Before I was a teacher and before I was a mother I was a child and a reader and a lover of rhyme. The language of mother goose delights me to this day and I have a collection of illustrated volumes to prove it! I have been thinking a lot about the beginning of this poetic fascination as we are moving deeper into poetry month…
My favourite at the moment is illustrated by Japanese American artist Gyo Fujikawa. I have an aging 1977 copy of this 1968 book, but I have seen it reprinted recently and have joyfully purchased it to give to friends expecting their own first little ones – the rhyme and rhythm of mother goose is meant to be read, repeated and shared!
The rhymes and stories from the mother goose tradition are a staple of my childhood memory and have been featured in my life as a teacher too. Something about the simple logic and understandable consequences, dressed up with descriptive language and genuine feeling, connected to my understanding of life as a child. Many of the rhymes are worth repeating even now…
Sometimes the tiniest suggestion will have me reaching for a book of rhymes and a cozy place to curl up for a half hour or so…
Two of my favourites have stood the test of time. First, Old King Cole, partly because he smoked a pipe, (how exotic!), but also because he had fiddlers. Fiddlers! Who wouldn’t call for them? Second, Sing a Song of Sixpence – I always imagined being the queen and eating bread and honey… The dreams of childhood know no bounds!
But my absolute favourite illustration is coincidentally for my very favourite rhyme:
(Not just because it’s a rhyme about a shoe…). The cross section artwork is one of my favourites always.

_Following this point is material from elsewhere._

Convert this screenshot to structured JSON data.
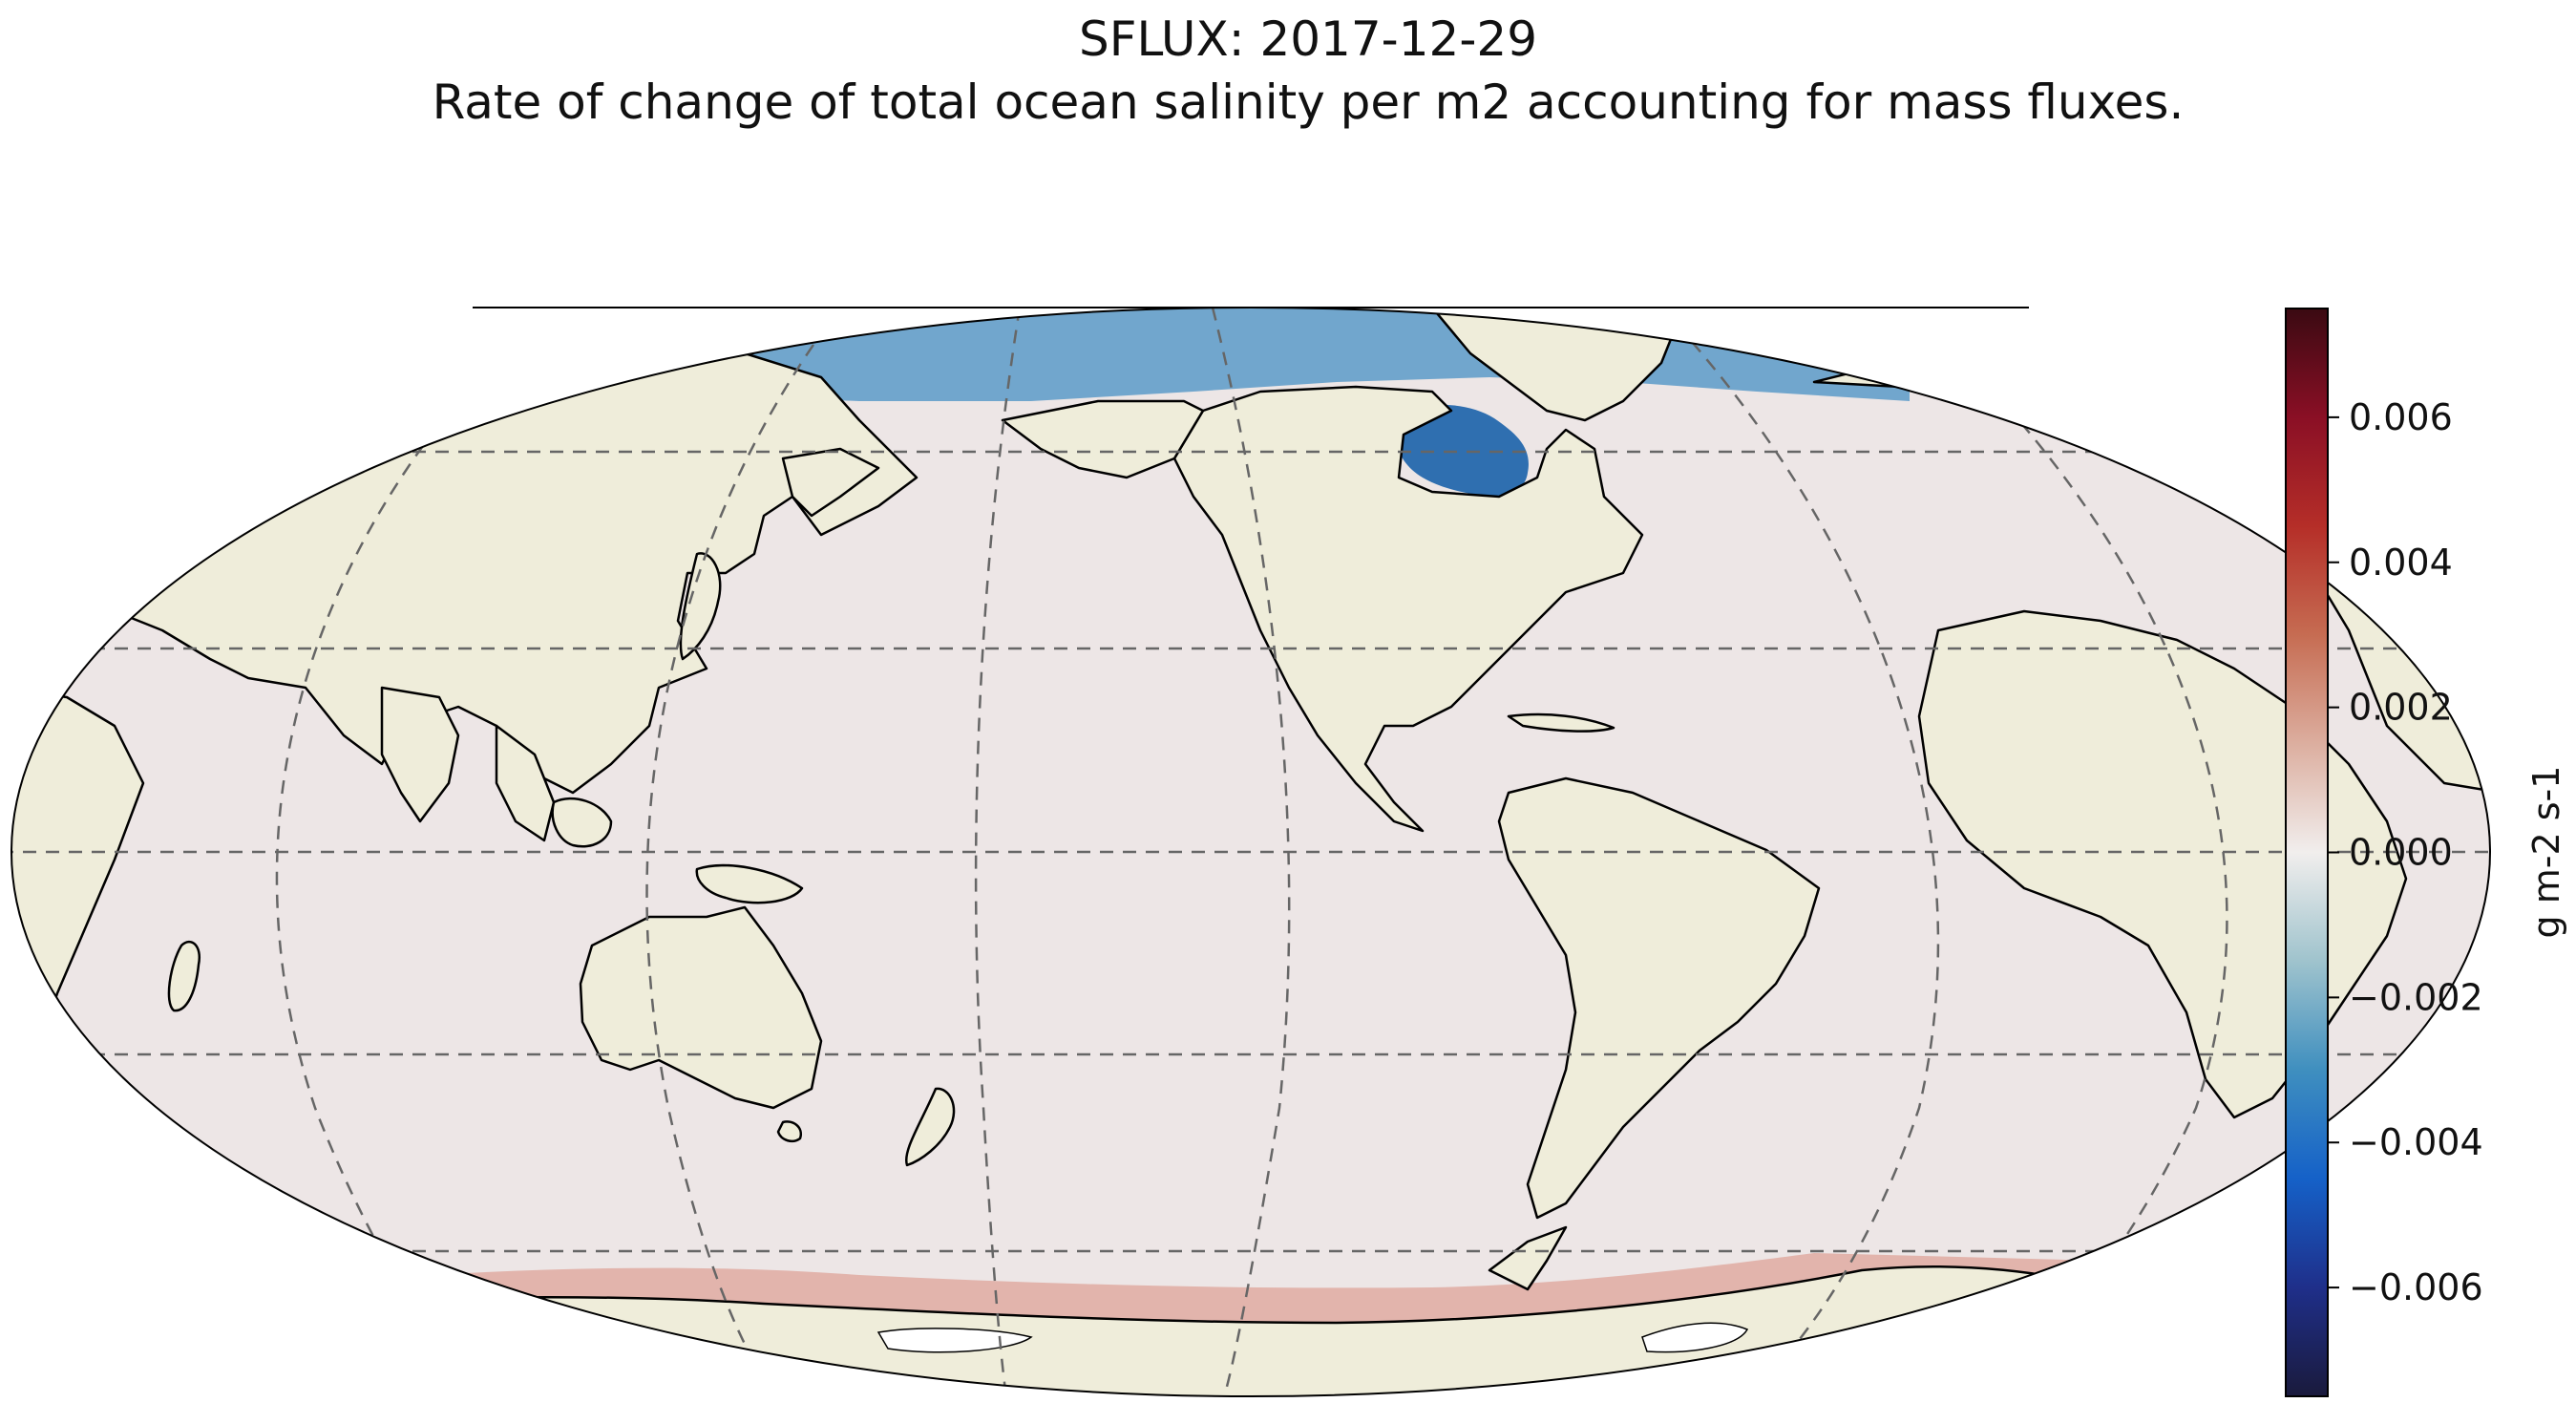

As a child I loved to see inside something that was usually a mystery… (Master of that form: Richard Scarry – a topic for another day…)

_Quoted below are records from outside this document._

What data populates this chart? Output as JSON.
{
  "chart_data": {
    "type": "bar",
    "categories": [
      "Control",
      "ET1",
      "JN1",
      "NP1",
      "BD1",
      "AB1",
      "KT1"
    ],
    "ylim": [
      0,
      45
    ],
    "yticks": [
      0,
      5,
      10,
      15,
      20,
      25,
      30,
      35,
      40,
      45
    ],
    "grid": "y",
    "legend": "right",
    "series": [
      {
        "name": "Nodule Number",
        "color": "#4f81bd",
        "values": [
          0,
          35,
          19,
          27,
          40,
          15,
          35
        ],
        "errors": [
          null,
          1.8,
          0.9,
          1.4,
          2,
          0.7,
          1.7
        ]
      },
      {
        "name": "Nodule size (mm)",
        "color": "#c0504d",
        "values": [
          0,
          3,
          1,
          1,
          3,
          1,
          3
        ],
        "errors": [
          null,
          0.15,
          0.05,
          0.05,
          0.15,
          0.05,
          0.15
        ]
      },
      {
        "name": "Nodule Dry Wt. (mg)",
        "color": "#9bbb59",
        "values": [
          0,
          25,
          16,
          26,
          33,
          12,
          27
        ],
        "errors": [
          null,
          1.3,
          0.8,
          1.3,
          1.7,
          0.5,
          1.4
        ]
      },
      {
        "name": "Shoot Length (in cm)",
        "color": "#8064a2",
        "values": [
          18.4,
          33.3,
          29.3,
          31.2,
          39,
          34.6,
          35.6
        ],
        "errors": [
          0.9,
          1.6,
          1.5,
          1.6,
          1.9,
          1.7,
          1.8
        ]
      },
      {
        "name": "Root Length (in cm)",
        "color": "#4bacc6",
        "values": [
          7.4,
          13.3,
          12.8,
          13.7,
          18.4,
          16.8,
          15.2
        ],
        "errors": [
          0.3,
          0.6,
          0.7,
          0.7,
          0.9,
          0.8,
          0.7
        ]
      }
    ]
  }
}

Mother Goose (for me and possibly for many) was the beginning of a poetic understanding of language … The childlike alphabet of poetry in an everyday application – a world of possibility in verse.
In marble halls as white as milk,
Lined with skin as soft as silk,
Within a fountain crystal-clear,
A golden apple doth appear.
No doors there are to this stronghold,
Yet thieves break in and steal the gold.